Intra-fraction displacement of the prostate bed during post-prostatectomy radiotherapy
Background To measure intra-fraction displacement (IFD) in post-prostatectomy patients treated with anisotropic margins and daily soft tissue matching. Methods Pre-treatment cone beam computed tomography (CBCT) scans were acquired daily and post-treatment CBCTs for the first week then weekly on 46 patients. The displacement between the scans was calculated retrospectively to measure IFD of the prostate bed (PB). The marginal miss (MM) rate, and the effect of time between imaging was assessed. Results A total of 392 post-treatment CBCT’s were reviewed from 46 patients. The absolute mean (95% CI) IFD was 1.5 mm (1.3–1.7 mm) in the AP direction, 1.0 mm (0.9–1.2 mm) SI, 0.8 mm (0.7–0.9 mm) LR, and 2.4 mm (2.2–2.5 mm) 3D displacement. IFD ≥  ± 3 mm and ≥  ± 5 mm was 24.7% and 5.4% respectively. MM of the PB was detected in 33 of 392 post-treatment CBCT (8.4%) and lymph nodes in 6 of 211 post-treatment CBCT images (2.8%).
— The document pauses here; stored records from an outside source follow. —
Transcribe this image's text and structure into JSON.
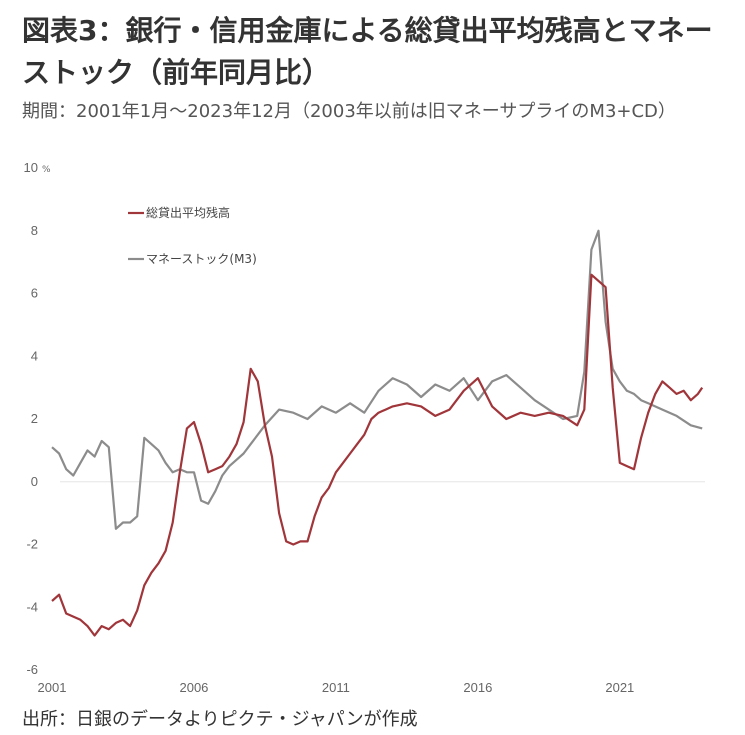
{
  "title": "図表3：銀行・信用金庫による総貸出平均残高とマネーストック（前年同月比）",
  "subtitle": "期間：2001年1月～2023年12月（2003年以前は旧マネーサプライのM3+CD）",
  "source": "出所：日銀のデータよりピクテ・ジャパンが作成",
  "chart_data": {
    "type": "line",
    "ylabel": "%",
    "ylim": [
      -6,
      10
    ],
    "yticks": [
      "-6",
      "-4",
      "-2",
      "0",
      "2",
      "4",
      "6",
      "8",
      "10"
    ],
    "xlim": [
      2001.0,
      2024.0
    ],
    "xticks": [
      "2001",
      "2006",
      "2011",
      "2016",
      "2021"
    ],
    "legend_position": "top-left",
    "grid": false,
    "series": [
      {
        "name": "総貸出平均残高",
        "color": "#a0353a",
        "x": [
          2001.0,
          2001.25,
          2001.5,
          2002.0,
          2002.25,
          2002.5,
          2002.75,
          2003.0,
          2003.25,
          2003.5,
          2003.75,
          2004.0,
          2004.25,
          2004.5,
          2004.75,
          2005.0,
          2005.25,
          2005.5,
          2005.75,
          2006.0,
          2006.25,
          2006.5,
          2006.75,
          2007.0,
          2007.25,
          2007.5,
          2007.75,
          2008.0,
          2008.25,
          2008.5,
          2008.75,
          2009.0,
          2009.25,
          2009.5,
          2009.75,
          2010.0,
          2010.25,
          2010.5,
          2010.75,
          2011.0,
          2011.25,
          2011.5,
          2011.75,
          2012.0,
          2012.25,
          2012.5,
          2012.75,
          2013.0,
          2013.5,
          2014.0,
          2014.5,
          2015.0,
          2015.5,
          2016.0,
          2016.5,
          2017.0,
          2017.5,
          2018.0,
          2018.5,
          2019.0,
          2019.5,
          2019.75,
          2020.0,
          2020.25,
          2020.5,
          2020.75,
          2021.0,
          2021.25,
          2021.5,
          2021.75,
          2022.0,
          2022.25,
          2022.5,
          2022.75,
          2023.0,
          2023.25,
          2023.5,
          2023.75,
          2023.9
        ],
        "values": [
          -3.8,
          -3.6,
          -4.2,
          -4.4,
          -4.6,
          -4.9,
          -4.6,
          -4.7,
          -4.5,
          -4.4,
          -4.6,
          -4.1,
          -3.3,
          -2.9,
          -2.6,
          -2.2,
          -1.3,
          0.3,
          1.7,
          1.9,
          1.2,
          0.3,
          0.4,
          0.5,
          0.8,
          1.2,
          1.9,
          3.6,
          3.2,
          1.8,
          0.8,
          -1.0,
          -1.9,
          -2.0,
          -1.9,
          -1.9,
          -1.1,
          -0.5,
          -0.2,
          0.3,
          0.6,
          0.9,
          1.2,
          1.5,
          2.0,
          2.2,
          2.3,
          2.4,
          2.5,
          2.4,
          2.1,
          2.3,
          2.9,
          3.3,
          2.4,
          2.0,
          2.2,
          2.1,
          2.2,
          2.1,
          1.8,
          2.3,
          6.6,
          6.4,
          6.2,
          3.0,
          0.6,
          0.5,
          0.4,
          1.4,
          2.2,
          2.8,
          3.2,
          3.0,
          2.8,
          2.9,
          2.6,
          2.8,
          3.0
        ]
      },
      {
        "name": "マネーストック(M3)",
        "color": "#8c8c8c",
        "x": [
          2001.0,
          2001.25,
          2001.5,
          2001.75,
          2002.0,
          2002.25,
          2002.5,
          2002.75,
          2003.0,
          2003.25,
          2003.5,
          2003.75,
          2004.0,
          2004.25,
          2004.5,
          2004.75,
          2005.0,
          2005.25,
          2005.5,
          2005.75,
          2006.0,
          2006.25,
          2006.5,
          2006.75,
          2007.0,
          2007.25,
          2007.5,
          2007.75,
          2008.0,
          2008.5,
          2009.0,
          2009.5,
          2010.0,
          2010.5,
          2011.0,
          2011.5,
          2012.0,
          2012.5,
          2013.0,
          2013.5,
          2014.0,
          2014.5,
          2015.0,
          2015.5,
          2016.0,
          2016.5,
          2017.0,
          2017.5,
          2018.0,
          2018.5,
          2019.0,
          2019.5,
          2019.75,
          2020.0,
          2020.25,
          2020.5,
          2020.75,
          2021.0,
          2021.25,
          2021.5,
          2021.75,
          2022.0,
          2022.5,
          2023.0,
          2023.5,
          2023.9
        ],
        "values": [
          1.1,
          0.9,
          0.4,
          0.2,
          0.6,
          1.0,
          0.8,
          1.3,
          1.1,
          -1.5,
          -1.3,
          -1.3,
          -1.1,
          1.4,
          1.2,
          1.0,
          0.6,
          0.3,
          0.4,
          0.3,
          0.3,
          -0.6,
          -0.7,
          -0.3,
          0.2,
          0.5,
          0.7,
          0.9,
          1.2,
          1.8,
          2.3,
          2.2,
          2.0,
          2.4,
          2.2,
          2.5,
          2.2,
          2.9,
          3.3,
          3.1,
          2.7,
          3.1,
          2.9,
          3.3,
          2.6,
          3.2,
          3.4,
          3.0,
          2.6,
          2.3,
          2.0,
          2.1,
          3.5,
          7.4,
          8.0,
          5.1,
          3.6,
          3.2,
          2.9,
          2.8,
          2.6,
          2.5,
          2.3,
          2.1,
          1.8,
          1.7
        ]
      }
    ]
  }
}
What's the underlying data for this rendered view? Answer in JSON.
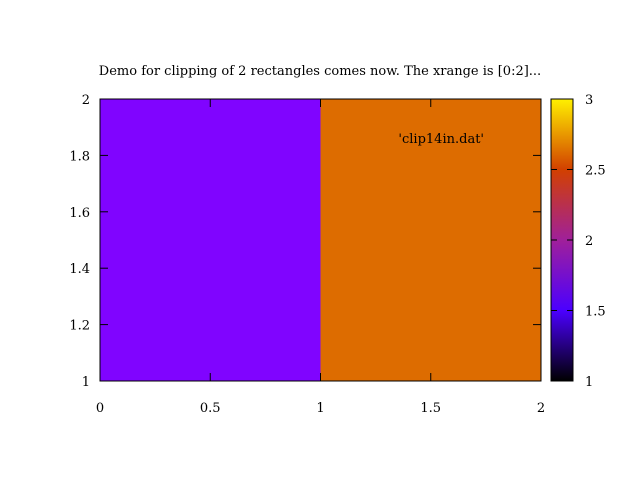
{
  "chart_data": {
    "type": "heatmap",
    "title": "Demo for clipping of 2 rectangles comes now. The xrange is [0:2]...",
    "xlabel": "",
    "ylabel": "",
    "xlim": [
      0,
      2
    ],
    "ylim": [
      1,
      2
    ],
    "x_ticks": [
      "0",
      "0.5",
      "1",
      "1.5",
      "2"
    ],
    "x_tick_values": [
      0,
      0.5,
      1,
      1.5,
      2
    ],
    "y_ticks": [
      "1",
      "1.2",
      "1.4",
      "1.6",
      "1.8",
      "2"
    ],
    "y_tick_values": [
      1,
      1.2,
      1.4,
      1.6,
      1.8,
      2
    ],
    "legend": {
      "entry": "'clip14in.dat'",
      "placement": "top-right"
    },
    "cells": [
      {
        "x0": 0,
        "x1": 1,
        "y0": 1,
        "y1": 2,
        "value": 1.5
      },
      {
        "x0": 1,
        "x1": 2,
        "y0": 1,
        "y1": 2,
        "value": 2.5
      }
    ],
    "colorbar": {
      "range": [
        1,
        3
      ],
      "ticks": [
        "1",
        "1.5",
        "2",
        "2.5",
        "3"
      ],
      "tick_values": [
        1,
        1.5,
        2,
        2.5,
        3
      ],
      "palette": "gnuplot-rgbformulae-7-5-15"
    },
    "grid": false
  }
}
Causes of MM due to IFD included changes in the bladder (87.9%), rectum (66.7%) and buttock muscles (6%). A time ≥ 9 min between the pre and post-treatment CBCT demonstrated that movement ≥ 3 mm and 5 mm increased from 19.2 to 40.5% and 5 to 8.1% respectively. Conclusions IFD during PB irradiation was typically small, but was a major contributor to an 8.4% MM rate when using daily soft tissue match and tight anisotropic margins.